When processing incoming S/MIME email that is digitally signed, we:
- (a) perform a check of the signature, including verification of the signing certificate
- (b) import the certificates that are found inside the signature, because they might be necessary for verifying the signing certificate, and also for making it possible to use these certificates in the future for encryption
The classic NSS verification is limited in its ability to perform revocation checking, in particular the current configuration used by the Gecko platform has trouble with a proxy configuration.
In addition the S/MIME implementation in NSS is hardcoded to use the classic NSS verification APIs.
Therefore in bug 324474, we had added an additional check at the mail code level. In bug 813418 that code was later upgraded to use the mozilla::pkix for an initial validity check.
However, that additional check is limited to check the signature certificate. Earlier, we perform import of certificates that are bundled with the signature.
This bug suggests that we perform the additional check for all certificates that we are automatically importing, too.
We should expedite adding this check, therefore I'm using a workaround that involves copying some internal NSS code to the Thunderbird code.
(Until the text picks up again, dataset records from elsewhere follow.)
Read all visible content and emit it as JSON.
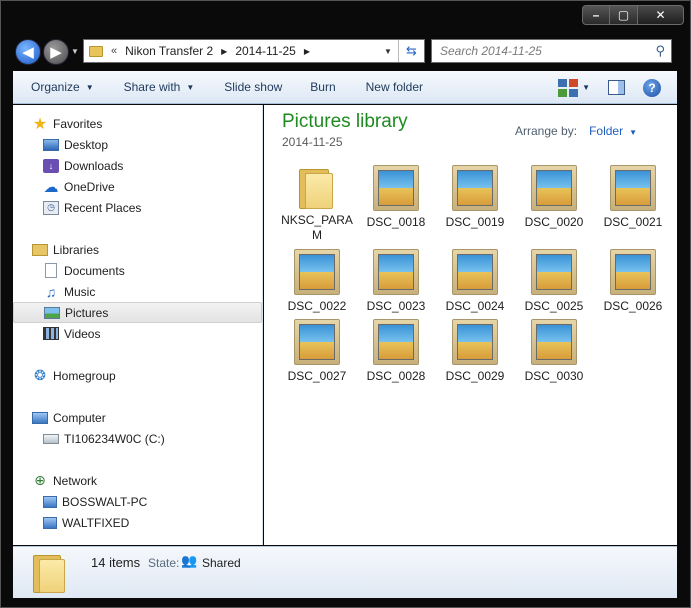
{
  "address": {
    "crumbs": [
      "Nikon Transfer 2",
      "2014-11-25"
    ]
  },
  "search": {
    "placeholder": "Search 2014-11-25"
  },
  "toolbar": {
    "organize": "Organize",
    "share_with": "Share with",
    "slide_show": "Slide show",
    "burn": "Burn",
    "new_folder": "New folder"
  },
  "nav": {
    "favorites": "Favorites",
    "desktop": "Desktop",
    "downloads": "Downloads",
    "onedrive": "OneDrive",
    "recent_places": "Recent Places",
    "libraries": "Libraries",
    "documents": "Documents",
    "music": "Music",
    "pictures": "Pictures",
    "videos": "Videos",
    "homegroup": "Homegroup",
    "computer": "Computer",
    "drive": "TI106234W0C (C:)",
    "network": "Network",
    "pc1": "BOSSWALT-PC",
    "pc2": "WALTFIXED"
  },
  "content": {
    "title": "Pictures library",
    "subtitle": "2014-11-25",
    "arrange_label": "Arrange by:",
    "arrange_value": "Folder",
    "items": [
      {
        "name": "NKSC_PARAM",
        "kind": "folder"
      },
      {
        "name": "DSC_0018",
        "kind": "image"
      },
      {
        "name": "DSC_0019",
        "kind": "image"
      },
      {
        "name": "DSC_0020",
        "kind": "image"
      },
      {
        "name": "DSC_0021",
        "kind": "image"
      },
      {
        "name": "DSC_0022",
        "kind": "image"
      },
      {
        "name": "DSC_0023",
        "kind": "image"
      },
      {
        "name": "DSC_0024",
        "kind": "image"
      },
      {
        "name": "DSC_0025",
        "kind": "image"
      },
      {
        "name": "DSC_0026",
        "kind": "image"
      },
      {
        "name": "DSC_0027",
        "kind": "image"
      },
      {
        "name": "DSC_0028",
        "kind": "image"
      },
      {
        "name": "DSC_0029",
        "kind": "image"
      },
      {
        "name": "DSC_0030",
        "kind": "image"
      }
    ]
  },
  "details": {
    "count": "14 items",
    "state_label": "State:",
    "state_value": "Shared"
  }
}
At a later time, we should clean this up by adding a new API to NSS, that allows the mail code to perform its own additional checks using a callback. (The design of the new API can be discussed at a later time, when we perform the cleanup.)
It was noticed that the mozilla::pkix code doesn't support checking DSA certificates nor RSA-PSS certificates.
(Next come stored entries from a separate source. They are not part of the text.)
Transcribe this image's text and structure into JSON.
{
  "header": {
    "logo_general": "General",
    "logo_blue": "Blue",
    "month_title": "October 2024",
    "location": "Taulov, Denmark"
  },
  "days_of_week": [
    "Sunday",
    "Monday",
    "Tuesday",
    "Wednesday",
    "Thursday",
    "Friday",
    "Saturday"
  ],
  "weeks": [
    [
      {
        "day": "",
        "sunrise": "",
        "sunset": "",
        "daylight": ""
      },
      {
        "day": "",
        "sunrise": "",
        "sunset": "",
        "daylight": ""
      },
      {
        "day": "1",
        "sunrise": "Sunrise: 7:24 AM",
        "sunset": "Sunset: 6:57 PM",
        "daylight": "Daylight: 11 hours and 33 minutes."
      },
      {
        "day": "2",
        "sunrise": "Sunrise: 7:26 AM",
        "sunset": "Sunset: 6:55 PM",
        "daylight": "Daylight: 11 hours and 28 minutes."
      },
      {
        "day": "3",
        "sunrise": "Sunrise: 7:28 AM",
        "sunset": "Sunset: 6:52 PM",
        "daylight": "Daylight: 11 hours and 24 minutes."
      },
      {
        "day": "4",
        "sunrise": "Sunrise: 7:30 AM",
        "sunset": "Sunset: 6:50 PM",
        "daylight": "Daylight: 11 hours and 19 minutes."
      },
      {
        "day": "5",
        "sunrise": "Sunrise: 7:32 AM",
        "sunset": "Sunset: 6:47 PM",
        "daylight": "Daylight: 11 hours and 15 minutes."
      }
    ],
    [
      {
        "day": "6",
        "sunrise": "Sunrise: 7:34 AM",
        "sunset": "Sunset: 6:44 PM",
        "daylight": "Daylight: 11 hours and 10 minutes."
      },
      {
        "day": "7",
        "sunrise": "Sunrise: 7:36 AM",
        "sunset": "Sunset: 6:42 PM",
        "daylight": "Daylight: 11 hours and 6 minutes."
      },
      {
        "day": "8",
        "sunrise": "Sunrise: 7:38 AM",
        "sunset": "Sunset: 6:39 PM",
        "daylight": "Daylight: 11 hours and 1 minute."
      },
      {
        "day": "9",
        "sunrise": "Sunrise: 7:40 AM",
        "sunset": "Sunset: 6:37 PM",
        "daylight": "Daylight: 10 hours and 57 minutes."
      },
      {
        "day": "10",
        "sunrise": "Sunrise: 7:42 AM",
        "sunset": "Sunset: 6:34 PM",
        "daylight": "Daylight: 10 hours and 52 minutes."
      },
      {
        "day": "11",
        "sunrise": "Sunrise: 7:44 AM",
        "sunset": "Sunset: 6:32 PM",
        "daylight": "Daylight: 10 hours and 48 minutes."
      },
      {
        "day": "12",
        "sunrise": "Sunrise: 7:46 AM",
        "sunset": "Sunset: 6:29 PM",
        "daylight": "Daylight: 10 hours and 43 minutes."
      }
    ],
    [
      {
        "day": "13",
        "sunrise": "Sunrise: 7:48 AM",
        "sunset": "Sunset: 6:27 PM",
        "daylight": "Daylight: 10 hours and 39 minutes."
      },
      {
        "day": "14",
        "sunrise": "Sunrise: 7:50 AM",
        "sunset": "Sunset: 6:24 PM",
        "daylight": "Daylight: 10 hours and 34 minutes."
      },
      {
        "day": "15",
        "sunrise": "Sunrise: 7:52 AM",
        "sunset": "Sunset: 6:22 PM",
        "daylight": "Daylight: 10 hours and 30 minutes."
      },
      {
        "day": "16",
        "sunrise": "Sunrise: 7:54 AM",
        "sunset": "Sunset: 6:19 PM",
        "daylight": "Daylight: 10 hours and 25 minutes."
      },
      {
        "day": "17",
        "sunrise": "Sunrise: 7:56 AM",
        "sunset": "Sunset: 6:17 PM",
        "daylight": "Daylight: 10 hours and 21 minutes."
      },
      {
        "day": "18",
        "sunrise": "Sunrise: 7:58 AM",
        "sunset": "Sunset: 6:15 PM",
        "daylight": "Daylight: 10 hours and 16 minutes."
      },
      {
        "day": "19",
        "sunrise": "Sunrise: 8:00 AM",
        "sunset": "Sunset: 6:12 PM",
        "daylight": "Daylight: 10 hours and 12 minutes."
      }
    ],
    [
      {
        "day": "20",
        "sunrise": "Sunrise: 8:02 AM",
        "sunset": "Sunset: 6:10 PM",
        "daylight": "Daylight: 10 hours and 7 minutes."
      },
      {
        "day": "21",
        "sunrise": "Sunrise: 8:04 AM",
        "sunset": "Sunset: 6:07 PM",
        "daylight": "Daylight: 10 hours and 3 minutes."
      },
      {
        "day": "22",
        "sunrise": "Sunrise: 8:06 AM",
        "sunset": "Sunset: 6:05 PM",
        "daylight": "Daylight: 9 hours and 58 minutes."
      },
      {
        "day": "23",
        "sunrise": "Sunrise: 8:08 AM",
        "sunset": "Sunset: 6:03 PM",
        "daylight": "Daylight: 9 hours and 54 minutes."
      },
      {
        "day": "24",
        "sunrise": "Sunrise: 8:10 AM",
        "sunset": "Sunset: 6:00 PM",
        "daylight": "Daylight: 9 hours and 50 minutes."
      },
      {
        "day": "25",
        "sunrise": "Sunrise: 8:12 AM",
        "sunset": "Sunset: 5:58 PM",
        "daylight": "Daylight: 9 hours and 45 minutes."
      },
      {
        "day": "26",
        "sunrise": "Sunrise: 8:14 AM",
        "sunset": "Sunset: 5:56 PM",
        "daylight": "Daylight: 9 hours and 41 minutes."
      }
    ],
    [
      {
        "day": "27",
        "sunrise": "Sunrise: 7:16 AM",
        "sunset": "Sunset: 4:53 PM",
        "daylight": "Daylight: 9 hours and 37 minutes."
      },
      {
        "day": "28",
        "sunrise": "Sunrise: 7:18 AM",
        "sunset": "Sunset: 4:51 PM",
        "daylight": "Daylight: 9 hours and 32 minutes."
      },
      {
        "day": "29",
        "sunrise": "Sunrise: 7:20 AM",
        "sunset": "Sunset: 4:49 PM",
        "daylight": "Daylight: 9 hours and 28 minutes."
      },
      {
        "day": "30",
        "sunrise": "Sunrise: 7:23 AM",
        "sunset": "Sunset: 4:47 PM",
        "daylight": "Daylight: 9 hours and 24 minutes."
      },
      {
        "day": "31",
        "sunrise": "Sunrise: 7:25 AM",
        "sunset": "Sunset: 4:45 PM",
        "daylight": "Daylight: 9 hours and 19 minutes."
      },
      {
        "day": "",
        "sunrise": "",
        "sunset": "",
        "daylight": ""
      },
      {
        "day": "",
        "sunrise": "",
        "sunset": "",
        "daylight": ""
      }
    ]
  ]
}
This means, because of the existing checks, we never show signatures from such certificates as valid. I couldn't find any bug report in the S/MIME component mentioning the classic DSA algorithm, so apparently nobody has ever complained that DSA cert signatures are always reported in Thunderbird as invalid. And it's already known that RSA-PSS is not yet supported by the Thunderbird S/MIME code (bug 1597202).
Therefore I'm not worried that the suggested change will extend this limitation to the automatic certificate import from incoming email, it seems unlikely that it will have a relevant impact.